Why are we so reluctant to ask for or even accept help? Pride? The myth of “I can do all things”? Shame when we can’t? Fear of being slimed by patronizing help? Fear of losing control? “More blessed to give than to receive” rings in our ears? Difficulty articulating what we need? Fear of getting “help” we don’t want along with help we do want? All of the above!

It’s easier for me to ask or accept help, if I know I have something to trade, know the giver well enough to know they’re not looking down on me as they reach out, knowing someone else is depending on me to accomplish this chore, or if the ask is a small one.

Using Bookshare, www.bookshare.org I was able to skim through hundreds of books with “help” in the title. Lots of self help titles promising help for everything from training your dog to taming your fears. The three I found the most helpful with their foci on the asking part of the process were:

  • Help Thanks Wow by A. Lamott
  • The Art Of Asking: How I Learned To Stop Worrying And Let People Help by Amanda Palmer and Brene Brown
  • Mayday: Asking for Help in Times of Need by M. Klaver

Amanda Palmer is a musician and a performance artist who espouses radical openness in asking and giving help. She’s crowd-funded her recordings and tweeted her fans for all kinds of help for herself and others. She shares her struggles with asking and taking help particularly from her husband. A good read if you’re wanting to be inspired!!

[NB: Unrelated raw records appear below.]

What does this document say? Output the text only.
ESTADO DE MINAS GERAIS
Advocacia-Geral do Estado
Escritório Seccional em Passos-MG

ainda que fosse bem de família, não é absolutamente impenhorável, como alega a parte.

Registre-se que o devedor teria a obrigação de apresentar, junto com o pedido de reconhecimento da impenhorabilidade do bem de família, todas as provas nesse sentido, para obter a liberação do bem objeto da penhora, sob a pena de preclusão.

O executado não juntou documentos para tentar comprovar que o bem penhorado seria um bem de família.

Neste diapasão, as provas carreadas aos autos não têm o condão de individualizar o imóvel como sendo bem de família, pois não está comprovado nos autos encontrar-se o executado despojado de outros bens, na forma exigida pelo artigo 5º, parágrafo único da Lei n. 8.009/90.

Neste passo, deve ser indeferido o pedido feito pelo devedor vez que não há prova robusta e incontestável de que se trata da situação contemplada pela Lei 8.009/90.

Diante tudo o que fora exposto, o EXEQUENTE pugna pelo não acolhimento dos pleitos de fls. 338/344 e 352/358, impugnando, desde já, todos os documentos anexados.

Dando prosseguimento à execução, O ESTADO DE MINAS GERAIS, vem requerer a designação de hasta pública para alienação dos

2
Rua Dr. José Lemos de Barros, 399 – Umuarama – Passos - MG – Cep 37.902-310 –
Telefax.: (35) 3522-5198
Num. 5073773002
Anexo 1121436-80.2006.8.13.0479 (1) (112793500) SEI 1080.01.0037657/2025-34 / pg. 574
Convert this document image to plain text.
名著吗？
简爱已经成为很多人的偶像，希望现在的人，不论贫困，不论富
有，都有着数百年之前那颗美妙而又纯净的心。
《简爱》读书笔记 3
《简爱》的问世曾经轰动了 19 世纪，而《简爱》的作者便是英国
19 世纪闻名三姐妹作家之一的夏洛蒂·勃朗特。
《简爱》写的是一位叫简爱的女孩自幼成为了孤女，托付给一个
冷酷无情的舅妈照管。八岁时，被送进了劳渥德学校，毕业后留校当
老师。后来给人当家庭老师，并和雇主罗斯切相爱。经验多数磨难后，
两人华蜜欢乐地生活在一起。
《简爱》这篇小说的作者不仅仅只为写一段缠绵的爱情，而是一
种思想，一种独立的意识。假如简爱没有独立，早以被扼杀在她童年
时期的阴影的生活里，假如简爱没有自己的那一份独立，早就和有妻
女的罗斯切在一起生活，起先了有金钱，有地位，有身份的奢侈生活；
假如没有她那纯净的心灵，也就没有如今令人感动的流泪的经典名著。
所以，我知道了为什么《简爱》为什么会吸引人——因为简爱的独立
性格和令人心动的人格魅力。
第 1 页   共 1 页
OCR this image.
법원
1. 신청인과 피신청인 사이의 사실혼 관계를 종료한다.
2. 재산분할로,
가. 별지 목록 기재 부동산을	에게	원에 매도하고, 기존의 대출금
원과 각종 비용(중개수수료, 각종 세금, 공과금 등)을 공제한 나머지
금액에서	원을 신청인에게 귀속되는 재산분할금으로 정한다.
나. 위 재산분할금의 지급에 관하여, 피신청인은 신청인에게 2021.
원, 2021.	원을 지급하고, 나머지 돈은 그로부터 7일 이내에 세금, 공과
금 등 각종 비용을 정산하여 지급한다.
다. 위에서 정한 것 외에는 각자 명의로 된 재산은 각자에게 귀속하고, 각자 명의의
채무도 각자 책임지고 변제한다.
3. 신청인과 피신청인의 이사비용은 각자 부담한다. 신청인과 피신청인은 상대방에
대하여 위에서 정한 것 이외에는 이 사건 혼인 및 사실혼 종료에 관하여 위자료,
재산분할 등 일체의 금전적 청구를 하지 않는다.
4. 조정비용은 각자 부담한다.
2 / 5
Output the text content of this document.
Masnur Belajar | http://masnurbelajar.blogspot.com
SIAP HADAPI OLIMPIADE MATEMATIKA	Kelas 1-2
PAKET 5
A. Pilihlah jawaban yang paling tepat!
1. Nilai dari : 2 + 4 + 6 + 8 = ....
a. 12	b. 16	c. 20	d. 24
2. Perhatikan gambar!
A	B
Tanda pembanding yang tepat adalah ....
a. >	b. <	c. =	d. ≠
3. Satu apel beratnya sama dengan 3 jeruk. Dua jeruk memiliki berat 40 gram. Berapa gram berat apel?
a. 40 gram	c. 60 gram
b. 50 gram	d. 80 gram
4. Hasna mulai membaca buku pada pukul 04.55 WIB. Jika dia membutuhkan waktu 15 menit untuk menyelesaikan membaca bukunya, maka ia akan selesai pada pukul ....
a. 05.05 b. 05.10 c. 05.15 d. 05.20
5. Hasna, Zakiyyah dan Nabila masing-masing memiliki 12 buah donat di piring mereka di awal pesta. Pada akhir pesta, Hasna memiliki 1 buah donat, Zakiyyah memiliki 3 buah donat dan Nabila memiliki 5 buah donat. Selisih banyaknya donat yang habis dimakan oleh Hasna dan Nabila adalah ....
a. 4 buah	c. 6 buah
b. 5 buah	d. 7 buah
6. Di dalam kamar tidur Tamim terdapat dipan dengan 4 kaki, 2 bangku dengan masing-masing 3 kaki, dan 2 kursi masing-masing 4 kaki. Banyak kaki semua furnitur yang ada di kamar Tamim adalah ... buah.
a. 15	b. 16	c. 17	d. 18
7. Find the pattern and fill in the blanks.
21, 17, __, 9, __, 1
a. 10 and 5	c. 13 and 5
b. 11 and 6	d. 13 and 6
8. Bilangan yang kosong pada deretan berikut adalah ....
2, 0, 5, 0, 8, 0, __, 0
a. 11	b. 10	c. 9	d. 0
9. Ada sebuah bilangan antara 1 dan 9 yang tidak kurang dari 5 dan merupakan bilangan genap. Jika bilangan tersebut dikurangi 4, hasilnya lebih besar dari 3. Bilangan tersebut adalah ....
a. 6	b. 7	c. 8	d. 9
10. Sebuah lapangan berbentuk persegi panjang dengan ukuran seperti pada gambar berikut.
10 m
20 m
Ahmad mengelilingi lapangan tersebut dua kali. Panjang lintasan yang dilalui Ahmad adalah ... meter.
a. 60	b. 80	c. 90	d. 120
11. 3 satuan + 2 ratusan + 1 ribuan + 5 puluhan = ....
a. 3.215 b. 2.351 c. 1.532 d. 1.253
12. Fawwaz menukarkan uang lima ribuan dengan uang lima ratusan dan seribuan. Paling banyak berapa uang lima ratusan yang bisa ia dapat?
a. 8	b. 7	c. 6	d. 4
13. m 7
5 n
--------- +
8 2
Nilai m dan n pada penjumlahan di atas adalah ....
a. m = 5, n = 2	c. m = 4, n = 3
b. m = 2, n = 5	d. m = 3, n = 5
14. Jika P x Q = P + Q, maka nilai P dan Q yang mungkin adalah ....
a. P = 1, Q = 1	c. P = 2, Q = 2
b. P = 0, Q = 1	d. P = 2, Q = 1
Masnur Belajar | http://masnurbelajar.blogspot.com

Anne Lamott writes about prayer in such a funny, realistic, approachable way that you hardly realize you’re doing “spiritual” reading. Her first prayer is “Help” which is a great reminder to me that asking my Higher Power for help could be a great place to start!

The Klaver book breaks asking for help into a seven step process. The seven steps are:

  1. Name the need
  2. Give yourself a break (self-compassion and believing you deserve it)
  3. Take a leap (revving up your confidence and faith)
  4. Ask!
  5. Be grateful and gracious whether request is met or not
  6. Listen differently to what you get
  7. Say thanks

Inspired by my reading, I asked my Facebook and Twitter followers for their top tips for how to ask. I got several great replies which tells me I’m not alone in this struggle. Here are my tips from one struggler to another:

  1. Figure out what you need exactly.
  2. Remind yourself you’re not alone; half the people over sixty-five have a disability, so will need disability-related help.
  3. Remind yourself that even Jesus asked His disciples to wait and watch with Him.
  4. Remind yourself that you’re giving a gift by letting yourself be helped because people like to help and somebody has to be the receiver! It’s your turn now!
  5. Reframe (at least in your own mind) or offer a trade: “If you give me a ride, I’ll buy you a cup of coffee”
  6. Strategize how that person can probably most successfully meet it. For example, “point my finger toward the bank building” rather than asking “where is the bank?” and them pointing or saying left when they mean right.
  7. Say a happy “thanks”, not an apology for the need but a strong thanks for meeting it.
  8. Keep helping and asking so the balancing act can go on between helping and being helped.

What you (when you’re in the role of the giver) can do to help:

  • Offer help freely “May I help?” rather than “Do you NEED help?”
  • Point out that you benefit from my company; e.g. “I have to go and would like company. Want to ride with?”
  • Listen to what I ask for instead of dishing out what you think I need.